A Mesura, virtude que torna o
Amador capaz de comportar-se com temperança e com moderação diante desta
relação amorosa que é por outro lado de completa entrega, deve ser cultivada, e
na verdade aprendida pelo
trovador ou pelo amante cortês que realiza através do amor o aprimoramento do seu
espírito. Deve o Amador exercitar uma infinita capacidade de espera,
aprimorando uma paciência que é a única virtude que o permitirá manter-se vivo
diante deste desejo extremo que está fadado a não se realizar nunca. Neste
sentido, desempenha uma função dialéctica imprescindível a virtude da Mesura, através da qual o Amador
procura exercer algum controle sobre os seus próprios sentidos, exercitando-se
tanto na capacidade de discrição como na de evitar que o conduza aos extremos
da loucura e da morte o inevitável desespero diante do afastamento do objecto
amado. É assim que o Amor Cortês, pleno deste e de outros paradoxos,
apresenta-se simultaneamente como um extravasamento
dos sentidos e como um sistema educativo para a contenção dos sentidos.
Outros paradoxos são
ainda inevitáveis. Como manter rigorosamente o Segredo exigido pelo sistema cortês, se a função do
próprio trovador é a de cantar o Amor? Como cumprir simultaneamente a
fidelidade à Dama com uma estrita observância de silêncio a respeito da
vassalagem amorosa, e a fidelidade ao próprio Deus do Amor, a quem o trovador
também deve servir difundindo a doutrina do Amor Cortês a partir de exemplos
concretos e de suas próprias experiências vividas? Esta contradição também tem
sido observada pelos estudiosos do Amor Cortês: ao falar de seus próprios casos
amorosos, mesmo que de maneira cifrada, o trovador trai a sua própria Dama; ao
falar dos casos alheios, destinados a ensinar os aprendizes do Amor a trilhar o
caminho da cortesia, o trovador acaba se comportando como um daqueles losengiers fofoqueiros da vida
amorosa que estão sempre prontos a tornar público um segredo de amor. Todo o trovador
parece estar irremediavelmente aprisionado pelo complexo circuito do dizer e do
não-dizer, que é apenas um dos muitos paradoxos característicos do amor subtil.

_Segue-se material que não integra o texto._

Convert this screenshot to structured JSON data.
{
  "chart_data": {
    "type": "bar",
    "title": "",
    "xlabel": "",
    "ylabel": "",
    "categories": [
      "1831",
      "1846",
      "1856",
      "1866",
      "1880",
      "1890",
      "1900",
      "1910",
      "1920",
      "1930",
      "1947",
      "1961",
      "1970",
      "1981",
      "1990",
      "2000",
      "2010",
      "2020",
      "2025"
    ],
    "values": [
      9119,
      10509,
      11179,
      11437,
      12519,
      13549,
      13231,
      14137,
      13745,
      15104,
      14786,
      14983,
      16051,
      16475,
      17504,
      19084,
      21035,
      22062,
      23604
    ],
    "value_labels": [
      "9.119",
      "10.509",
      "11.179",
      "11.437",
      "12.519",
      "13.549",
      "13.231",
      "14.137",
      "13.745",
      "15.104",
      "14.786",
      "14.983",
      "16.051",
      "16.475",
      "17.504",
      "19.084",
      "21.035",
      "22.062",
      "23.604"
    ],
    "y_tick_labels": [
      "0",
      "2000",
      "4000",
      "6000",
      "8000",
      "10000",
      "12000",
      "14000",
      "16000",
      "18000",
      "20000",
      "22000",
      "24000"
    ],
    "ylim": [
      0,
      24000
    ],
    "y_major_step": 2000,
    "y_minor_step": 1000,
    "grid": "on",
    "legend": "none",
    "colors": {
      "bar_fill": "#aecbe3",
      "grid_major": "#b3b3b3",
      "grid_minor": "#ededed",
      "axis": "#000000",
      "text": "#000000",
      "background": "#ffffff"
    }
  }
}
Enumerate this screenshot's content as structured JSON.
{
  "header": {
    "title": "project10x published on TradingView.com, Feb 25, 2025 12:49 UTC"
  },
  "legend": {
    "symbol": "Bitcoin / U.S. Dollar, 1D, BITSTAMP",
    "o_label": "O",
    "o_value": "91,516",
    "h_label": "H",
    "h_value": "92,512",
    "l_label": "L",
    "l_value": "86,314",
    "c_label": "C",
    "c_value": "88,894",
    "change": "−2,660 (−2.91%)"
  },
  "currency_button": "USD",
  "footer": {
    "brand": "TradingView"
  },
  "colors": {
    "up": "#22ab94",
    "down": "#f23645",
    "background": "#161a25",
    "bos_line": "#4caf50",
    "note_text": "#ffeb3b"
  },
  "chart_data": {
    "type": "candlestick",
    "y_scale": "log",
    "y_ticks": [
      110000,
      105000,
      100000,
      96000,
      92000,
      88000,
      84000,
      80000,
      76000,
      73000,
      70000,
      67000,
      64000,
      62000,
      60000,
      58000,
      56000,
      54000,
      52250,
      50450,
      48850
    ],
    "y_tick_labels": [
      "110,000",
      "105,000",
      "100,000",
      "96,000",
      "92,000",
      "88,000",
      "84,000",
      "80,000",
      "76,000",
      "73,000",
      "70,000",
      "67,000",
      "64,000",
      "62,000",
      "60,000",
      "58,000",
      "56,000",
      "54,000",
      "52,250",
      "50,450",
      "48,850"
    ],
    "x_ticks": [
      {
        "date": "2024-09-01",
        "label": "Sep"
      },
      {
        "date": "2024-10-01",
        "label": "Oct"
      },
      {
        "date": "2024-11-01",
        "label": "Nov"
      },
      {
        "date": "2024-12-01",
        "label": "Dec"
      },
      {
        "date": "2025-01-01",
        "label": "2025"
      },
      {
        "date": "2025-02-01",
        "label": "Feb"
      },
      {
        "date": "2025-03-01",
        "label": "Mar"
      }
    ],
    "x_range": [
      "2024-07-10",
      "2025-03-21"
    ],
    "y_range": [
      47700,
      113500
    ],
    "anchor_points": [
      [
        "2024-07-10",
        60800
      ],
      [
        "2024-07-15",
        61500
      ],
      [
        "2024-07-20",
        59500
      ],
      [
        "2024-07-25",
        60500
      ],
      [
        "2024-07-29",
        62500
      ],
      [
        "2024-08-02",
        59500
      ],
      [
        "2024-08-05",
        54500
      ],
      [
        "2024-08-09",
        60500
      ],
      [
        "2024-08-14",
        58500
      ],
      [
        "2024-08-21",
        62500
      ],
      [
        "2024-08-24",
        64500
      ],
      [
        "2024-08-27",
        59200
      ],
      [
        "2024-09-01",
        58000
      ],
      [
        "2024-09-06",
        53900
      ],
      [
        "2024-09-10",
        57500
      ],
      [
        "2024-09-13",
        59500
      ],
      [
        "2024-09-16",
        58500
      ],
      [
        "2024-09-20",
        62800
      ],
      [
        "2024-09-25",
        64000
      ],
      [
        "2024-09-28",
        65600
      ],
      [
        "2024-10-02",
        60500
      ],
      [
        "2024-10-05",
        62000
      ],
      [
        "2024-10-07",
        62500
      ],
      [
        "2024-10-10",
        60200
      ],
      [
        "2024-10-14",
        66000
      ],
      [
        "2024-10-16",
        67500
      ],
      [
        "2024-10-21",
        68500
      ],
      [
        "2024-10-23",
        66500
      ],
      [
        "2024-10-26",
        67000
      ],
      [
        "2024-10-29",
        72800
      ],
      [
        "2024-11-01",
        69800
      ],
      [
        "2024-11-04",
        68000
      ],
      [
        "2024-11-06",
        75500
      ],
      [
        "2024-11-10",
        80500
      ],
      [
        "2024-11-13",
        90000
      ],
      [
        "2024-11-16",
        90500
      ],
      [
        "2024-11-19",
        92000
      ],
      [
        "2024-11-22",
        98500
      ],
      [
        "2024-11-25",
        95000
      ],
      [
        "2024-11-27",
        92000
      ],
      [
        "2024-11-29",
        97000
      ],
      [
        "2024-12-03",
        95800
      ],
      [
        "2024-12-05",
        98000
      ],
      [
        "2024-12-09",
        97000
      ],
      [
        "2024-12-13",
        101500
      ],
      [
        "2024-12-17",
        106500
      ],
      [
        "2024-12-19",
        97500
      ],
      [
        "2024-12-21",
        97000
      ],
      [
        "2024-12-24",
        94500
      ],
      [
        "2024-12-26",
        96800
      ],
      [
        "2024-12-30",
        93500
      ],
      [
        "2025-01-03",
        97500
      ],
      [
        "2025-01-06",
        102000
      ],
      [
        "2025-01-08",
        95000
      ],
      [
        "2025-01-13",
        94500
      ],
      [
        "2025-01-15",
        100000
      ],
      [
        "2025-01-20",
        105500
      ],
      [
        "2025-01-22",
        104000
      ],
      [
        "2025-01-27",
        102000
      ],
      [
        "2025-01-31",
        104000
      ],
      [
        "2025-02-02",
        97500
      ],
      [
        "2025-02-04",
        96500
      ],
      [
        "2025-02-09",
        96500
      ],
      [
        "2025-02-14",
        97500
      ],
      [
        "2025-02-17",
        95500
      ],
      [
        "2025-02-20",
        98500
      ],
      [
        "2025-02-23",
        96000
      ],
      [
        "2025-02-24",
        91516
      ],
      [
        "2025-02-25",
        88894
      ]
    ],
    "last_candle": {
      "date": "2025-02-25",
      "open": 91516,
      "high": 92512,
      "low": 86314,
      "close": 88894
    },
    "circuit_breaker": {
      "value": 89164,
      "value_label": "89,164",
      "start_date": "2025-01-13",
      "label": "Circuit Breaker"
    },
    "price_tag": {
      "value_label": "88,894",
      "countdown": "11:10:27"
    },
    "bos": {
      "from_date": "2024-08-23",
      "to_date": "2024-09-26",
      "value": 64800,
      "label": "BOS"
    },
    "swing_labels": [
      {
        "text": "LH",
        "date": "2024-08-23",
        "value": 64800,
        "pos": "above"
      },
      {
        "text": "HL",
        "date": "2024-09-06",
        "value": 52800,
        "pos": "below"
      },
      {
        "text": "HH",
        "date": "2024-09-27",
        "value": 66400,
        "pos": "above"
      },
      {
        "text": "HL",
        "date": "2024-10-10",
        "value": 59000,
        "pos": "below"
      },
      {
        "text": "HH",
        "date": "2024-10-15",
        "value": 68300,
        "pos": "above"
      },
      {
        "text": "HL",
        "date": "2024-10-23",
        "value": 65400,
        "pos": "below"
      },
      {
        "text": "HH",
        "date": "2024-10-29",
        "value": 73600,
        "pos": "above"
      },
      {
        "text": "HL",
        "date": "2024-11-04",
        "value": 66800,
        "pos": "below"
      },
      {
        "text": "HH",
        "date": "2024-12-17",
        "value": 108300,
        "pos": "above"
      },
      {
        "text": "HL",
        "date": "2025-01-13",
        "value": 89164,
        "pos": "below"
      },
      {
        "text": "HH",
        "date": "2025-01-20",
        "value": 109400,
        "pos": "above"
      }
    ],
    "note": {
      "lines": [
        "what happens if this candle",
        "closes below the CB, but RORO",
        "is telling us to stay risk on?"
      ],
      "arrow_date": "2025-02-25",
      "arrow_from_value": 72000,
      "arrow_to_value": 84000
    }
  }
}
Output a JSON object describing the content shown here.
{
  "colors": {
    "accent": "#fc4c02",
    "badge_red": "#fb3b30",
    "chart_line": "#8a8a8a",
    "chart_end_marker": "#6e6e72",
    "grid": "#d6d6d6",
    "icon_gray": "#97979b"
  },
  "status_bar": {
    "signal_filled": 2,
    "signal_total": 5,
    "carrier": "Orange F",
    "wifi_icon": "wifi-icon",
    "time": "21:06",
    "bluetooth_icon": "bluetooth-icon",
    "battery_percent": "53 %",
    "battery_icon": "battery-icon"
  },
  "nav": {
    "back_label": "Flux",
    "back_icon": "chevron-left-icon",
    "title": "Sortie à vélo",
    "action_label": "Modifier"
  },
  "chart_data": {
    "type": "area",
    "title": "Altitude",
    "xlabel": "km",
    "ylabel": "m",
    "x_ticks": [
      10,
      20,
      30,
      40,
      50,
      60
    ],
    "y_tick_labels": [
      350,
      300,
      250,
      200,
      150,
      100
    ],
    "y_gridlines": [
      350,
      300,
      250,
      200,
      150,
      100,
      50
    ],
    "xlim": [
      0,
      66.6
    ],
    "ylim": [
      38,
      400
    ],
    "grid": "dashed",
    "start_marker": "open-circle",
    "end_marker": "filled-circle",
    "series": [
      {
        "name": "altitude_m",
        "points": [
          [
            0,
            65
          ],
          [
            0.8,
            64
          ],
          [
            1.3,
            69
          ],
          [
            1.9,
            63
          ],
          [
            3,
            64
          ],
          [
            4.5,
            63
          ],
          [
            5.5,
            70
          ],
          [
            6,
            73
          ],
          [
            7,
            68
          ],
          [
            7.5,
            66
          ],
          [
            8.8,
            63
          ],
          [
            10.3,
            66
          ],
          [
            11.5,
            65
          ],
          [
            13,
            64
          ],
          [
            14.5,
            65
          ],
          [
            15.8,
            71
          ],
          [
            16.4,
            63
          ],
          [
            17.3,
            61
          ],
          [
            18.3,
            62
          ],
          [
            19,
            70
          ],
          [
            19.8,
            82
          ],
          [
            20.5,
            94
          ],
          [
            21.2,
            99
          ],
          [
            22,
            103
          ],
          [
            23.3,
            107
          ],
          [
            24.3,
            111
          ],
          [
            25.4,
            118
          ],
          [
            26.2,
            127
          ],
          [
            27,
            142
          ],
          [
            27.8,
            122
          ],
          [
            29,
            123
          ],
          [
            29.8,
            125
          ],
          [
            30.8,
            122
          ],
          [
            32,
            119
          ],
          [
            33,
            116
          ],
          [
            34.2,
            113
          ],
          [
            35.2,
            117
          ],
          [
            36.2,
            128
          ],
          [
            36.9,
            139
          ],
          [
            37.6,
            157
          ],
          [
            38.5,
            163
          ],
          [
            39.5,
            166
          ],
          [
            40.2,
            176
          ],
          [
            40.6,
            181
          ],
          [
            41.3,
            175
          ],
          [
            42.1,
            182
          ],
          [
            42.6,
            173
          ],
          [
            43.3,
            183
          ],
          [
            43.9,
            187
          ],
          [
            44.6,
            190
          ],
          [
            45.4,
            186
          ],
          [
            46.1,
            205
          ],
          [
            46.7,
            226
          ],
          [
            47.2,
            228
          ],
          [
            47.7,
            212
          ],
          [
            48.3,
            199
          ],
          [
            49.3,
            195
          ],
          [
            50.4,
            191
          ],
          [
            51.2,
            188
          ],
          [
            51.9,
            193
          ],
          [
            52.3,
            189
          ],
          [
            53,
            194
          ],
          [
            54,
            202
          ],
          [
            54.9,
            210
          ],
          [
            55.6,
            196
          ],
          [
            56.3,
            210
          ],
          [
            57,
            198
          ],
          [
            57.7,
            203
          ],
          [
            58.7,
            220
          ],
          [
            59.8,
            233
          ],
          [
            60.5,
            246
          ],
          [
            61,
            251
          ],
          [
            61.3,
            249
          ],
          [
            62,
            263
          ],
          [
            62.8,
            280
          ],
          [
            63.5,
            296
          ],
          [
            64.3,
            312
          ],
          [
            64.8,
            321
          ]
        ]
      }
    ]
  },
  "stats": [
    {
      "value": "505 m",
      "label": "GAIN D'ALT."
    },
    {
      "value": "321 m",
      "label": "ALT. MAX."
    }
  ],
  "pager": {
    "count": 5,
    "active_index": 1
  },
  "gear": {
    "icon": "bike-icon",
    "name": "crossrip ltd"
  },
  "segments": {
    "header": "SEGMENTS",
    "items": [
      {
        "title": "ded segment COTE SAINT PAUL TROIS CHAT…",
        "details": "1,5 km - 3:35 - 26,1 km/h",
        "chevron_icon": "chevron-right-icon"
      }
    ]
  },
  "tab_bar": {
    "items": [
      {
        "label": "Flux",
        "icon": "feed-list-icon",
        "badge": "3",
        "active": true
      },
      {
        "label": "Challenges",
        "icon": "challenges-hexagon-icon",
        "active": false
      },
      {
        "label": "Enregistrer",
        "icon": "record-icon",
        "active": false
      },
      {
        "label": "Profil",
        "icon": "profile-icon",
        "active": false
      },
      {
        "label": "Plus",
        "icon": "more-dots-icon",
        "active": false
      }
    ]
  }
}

Um outro aspecto que introduz o Amor Cortês no mundo das contradições é a sua
já mencionada incompatibilidade com o Casamento na sua forma tradicional, o casamento
que será compreendido aqui como o matrimónio oficializado, tornado público,
socialmente condicionado pelos interesses familiares e políticos, voltado para
a produção do filho que irá herdar o património feudal, e, sobretudo,
rebaixador da mulher medieval ao definir a sua rigorosa sujeição ao jugo do
marido». In José D’Assunção Barros, A Arena dos Trovadores, 1995, Os Trovadores Medievais e o Amor Cortês.
Reflexões Historiográficas, revista Alethéia, UFG, Abril/Maio 2008.